A so-called “shotmaker” is a golfer who can control the ball’s flight at will, hitting shots that curve left or right and fly low or high – whatever the situation calls for.
An often overlooked aspect of shotmaking, however, is the ability to start the ball in precisely the right direction.
The true shotmaker doesn’t always achieve this through pinpoint alignment. He’s able to manipulate his swing path in relation to the target, creating an inside-to-outside (draw) or outside-to-inside (fade) swing as needed. That’s the essence of playing by feel – altering one’s technique ever so slightly to produce a very specific result.
Here’s a drill that will train your body to hit the ball right or left of the target on command. The drill is best performed using alignment rods, but you can get by without them:
- On the range, choose a target such as a yardage marker or distant tree.
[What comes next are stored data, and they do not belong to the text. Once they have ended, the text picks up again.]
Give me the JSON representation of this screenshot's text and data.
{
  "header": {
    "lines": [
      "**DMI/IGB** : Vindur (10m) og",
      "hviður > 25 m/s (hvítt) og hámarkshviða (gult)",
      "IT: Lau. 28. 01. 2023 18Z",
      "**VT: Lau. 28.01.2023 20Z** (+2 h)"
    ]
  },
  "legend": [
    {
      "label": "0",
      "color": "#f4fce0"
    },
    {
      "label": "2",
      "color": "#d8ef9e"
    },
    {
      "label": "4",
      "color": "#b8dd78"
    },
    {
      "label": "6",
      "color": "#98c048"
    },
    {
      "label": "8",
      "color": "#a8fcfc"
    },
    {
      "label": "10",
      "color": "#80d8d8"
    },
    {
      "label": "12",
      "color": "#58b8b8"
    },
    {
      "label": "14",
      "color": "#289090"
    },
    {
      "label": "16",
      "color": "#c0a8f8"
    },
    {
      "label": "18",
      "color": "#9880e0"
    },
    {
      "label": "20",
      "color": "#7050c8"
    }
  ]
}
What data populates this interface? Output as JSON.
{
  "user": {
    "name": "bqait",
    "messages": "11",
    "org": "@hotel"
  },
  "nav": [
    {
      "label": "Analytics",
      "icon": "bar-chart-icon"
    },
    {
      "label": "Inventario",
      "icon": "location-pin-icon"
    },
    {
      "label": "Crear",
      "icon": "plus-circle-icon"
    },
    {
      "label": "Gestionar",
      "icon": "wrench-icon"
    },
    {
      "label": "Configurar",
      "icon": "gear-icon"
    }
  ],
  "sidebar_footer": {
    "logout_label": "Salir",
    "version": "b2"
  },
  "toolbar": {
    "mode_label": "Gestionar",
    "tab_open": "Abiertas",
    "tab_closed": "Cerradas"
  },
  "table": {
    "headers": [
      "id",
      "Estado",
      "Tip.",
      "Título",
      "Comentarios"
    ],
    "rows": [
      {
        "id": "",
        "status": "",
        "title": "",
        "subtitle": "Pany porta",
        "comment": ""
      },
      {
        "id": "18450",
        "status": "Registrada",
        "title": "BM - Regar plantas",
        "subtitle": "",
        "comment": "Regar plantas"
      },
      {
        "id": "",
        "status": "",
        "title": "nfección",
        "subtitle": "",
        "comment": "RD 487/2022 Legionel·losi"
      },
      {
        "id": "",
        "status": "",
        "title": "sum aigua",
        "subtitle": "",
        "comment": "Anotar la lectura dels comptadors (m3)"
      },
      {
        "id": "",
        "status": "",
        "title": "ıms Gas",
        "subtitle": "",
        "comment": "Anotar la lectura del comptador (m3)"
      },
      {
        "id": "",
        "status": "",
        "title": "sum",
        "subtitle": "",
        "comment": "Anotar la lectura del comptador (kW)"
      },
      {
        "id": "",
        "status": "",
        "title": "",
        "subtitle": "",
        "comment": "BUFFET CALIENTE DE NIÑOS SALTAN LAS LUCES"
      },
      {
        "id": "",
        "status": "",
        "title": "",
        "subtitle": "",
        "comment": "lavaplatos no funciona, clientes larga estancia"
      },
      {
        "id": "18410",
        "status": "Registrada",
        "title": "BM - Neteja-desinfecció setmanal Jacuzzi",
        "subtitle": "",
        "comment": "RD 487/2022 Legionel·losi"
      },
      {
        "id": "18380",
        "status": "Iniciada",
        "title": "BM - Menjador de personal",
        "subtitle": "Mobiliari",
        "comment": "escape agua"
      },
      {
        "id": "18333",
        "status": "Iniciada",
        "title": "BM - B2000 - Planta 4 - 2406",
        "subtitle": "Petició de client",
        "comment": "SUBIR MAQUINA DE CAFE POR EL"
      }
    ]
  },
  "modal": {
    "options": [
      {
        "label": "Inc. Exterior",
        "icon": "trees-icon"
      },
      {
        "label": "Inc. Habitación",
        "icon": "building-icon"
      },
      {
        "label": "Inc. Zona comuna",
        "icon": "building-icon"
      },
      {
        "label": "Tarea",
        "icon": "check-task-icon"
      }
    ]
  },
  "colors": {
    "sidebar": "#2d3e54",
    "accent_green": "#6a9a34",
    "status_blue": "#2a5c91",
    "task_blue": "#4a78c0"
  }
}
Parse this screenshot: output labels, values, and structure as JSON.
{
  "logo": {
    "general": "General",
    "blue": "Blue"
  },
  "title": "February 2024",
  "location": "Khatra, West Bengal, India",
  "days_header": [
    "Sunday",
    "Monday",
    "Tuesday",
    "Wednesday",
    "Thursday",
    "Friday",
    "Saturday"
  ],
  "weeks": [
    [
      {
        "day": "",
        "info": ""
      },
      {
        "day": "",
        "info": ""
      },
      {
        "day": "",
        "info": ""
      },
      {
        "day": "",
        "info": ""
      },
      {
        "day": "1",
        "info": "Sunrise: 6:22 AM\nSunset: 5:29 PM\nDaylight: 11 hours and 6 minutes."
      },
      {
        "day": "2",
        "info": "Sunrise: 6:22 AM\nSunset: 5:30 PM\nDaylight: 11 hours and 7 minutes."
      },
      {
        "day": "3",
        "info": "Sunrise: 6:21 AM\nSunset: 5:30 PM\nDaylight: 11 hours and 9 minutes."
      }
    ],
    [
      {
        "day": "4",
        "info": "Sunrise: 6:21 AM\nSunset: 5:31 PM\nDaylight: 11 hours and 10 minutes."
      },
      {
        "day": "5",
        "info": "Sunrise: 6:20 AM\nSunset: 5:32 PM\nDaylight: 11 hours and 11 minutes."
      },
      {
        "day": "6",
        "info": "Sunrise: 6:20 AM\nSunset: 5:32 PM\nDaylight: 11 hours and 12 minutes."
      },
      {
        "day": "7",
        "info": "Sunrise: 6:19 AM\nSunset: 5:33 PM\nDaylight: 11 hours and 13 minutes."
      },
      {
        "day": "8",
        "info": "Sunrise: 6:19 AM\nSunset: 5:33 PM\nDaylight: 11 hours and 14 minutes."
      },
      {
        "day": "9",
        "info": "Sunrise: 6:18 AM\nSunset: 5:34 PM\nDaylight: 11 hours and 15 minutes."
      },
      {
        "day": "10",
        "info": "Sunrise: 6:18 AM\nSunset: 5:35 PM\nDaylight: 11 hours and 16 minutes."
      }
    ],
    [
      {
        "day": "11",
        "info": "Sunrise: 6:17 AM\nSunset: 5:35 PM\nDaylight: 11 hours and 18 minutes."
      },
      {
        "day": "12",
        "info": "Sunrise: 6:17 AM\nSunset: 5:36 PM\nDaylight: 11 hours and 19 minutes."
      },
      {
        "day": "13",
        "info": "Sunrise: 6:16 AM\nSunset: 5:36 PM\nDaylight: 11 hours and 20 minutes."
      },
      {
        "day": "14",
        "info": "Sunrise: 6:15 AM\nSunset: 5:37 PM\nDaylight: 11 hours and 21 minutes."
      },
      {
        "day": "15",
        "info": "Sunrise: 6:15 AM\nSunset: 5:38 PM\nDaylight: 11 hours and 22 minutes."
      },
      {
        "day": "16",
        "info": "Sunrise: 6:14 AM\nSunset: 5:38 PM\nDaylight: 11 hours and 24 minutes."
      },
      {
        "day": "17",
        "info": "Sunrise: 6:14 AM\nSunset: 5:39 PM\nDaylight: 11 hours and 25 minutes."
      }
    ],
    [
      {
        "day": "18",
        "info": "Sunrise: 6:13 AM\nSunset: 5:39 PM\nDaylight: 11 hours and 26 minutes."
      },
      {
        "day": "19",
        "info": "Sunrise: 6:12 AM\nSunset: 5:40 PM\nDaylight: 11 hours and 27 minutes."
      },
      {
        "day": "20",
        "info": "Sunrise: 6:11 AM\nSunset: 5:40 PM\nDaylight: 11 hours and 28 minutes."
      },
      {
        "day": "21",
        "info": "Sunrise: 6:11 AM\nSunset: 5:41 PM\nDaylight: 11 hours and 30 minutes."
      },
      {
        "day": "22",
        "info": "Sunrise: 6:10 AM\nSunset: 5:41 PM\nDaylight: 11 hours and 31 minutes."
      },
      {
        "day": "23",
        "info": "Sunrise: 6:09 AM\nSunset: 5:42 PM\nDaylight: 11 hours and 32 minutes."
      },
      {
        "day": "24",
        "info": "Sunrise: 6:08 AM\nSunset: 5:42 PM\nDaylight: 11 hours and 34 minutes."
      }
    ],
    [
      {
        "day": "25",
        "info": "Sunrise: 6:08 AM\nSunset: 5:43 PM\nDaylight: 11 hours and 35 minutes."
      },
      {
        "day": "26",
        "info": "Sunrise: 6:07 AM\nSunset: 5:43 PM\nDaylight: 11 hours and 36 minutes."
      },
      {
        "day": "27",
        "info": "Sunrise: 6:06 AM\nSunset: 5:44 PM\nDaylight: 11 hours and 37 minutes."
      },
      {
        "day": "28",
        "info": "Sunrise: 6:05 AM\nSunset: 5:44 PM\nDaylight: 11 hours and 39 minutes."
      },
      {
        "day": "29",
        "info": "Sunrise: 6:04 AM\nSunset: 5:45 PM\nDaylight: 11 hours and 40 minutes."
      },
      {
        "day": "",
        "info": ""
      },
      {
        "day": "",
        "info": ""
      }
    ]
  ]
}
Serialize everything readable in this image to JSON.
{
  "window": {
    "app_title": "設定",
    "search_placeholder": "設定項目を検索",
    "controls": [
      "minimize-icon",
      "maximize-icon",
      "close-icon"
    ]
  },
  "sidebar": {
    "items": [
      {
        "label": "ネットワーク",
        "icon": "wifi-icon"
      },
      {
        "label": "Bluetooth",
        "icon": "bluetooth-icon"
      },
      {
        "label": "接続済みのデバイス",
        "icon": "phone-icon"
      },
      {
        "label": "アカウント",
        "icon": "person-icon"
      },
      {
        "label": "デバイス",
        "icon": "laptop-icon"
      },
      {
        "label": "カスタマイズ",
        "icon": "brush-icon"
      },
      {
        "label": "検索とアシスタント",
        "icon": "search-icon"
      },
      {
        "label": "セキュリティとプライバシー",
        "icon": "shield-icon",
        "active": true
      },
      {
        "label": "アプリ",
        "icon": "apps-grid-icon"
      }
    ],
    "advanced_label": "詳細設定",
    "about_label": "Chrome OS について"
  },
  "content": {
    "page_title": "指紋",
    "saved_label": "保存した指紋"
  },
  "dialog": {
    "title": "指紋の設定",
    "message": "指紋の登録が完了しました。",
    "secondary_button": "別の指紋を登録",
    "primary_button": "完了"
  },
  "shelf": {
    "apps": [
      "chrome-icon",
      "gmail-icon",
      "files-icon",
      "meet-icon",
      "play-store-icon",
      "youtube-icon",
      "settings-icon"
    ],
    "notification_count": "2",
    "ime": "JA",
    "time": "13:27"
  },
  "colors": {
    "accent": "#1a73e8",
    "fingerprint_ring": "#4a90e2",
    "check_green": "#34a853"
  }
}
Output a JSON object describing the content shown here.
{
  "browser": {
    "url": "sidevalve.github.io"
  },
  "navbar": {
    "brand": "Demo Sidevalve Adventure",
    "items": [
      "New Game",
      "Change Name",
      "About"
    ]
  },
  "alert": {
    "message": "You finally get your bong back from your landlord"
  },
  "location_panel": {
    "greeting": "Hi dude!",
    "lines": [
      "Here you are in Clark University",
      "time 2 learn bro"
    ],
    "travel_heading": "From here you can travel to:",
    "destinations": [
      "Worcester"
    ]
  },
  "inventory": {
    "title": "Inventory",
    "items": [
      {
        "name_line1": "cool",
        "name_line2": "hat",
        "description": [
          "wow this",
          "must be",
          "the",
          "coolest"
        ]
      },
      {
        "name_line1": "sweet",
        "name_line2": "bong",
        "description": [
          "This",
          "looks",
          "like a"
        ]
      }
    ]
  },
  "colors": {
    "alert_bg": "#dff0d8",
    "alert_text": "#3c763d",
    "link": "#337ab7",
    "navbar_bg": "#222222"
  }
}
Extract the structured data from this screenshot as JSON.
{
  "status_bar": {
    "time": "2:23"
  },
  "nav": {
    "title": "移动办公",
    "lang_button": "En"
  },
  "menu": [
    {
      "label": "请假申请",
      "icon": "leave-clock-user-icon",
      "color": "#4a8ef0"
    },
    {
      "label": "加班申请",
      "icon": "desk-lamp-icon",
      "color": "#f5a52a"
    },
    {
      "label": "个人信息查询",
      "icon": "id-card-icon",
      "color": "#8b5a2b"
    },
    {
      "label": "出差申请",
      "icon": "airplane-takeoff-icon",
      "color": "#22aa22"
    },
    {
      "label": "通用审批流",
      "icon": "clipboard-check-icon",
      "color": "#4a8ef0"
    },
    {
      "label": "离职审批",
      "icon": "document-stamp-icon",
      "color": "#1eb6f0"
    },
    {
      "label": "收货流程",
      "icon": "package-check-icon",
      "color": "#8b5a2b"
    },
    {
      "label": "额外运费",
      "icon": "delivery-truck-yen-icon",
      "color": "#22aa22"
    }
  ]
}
- If you’ve got an alignment rod, stick it in the ground 5-8 yards from your ball and directly in line with the target. Otherwise, place an object (golf ball, headcover) directly on the line.
- Place a second rod or a club parallel to the target line next to your ball; you’ll use this to align your feet.
- With a short iron, line up to hit the ball straight at the target object – feet, hips and shoulders square to the line.
- Without changing your body alignment and swinging at about 75% power, try to start the first shot just right of the target. Try to hit the next one just left.
- After hitting five right and five left, go to full swings and repeat.
The key is to make sure your body stays lined up square to the target. That forces you to alter the swing path in order to start each shot on the desired line. In time, your hips, shoulders and arms will “figure out” how to produce the correct sequences.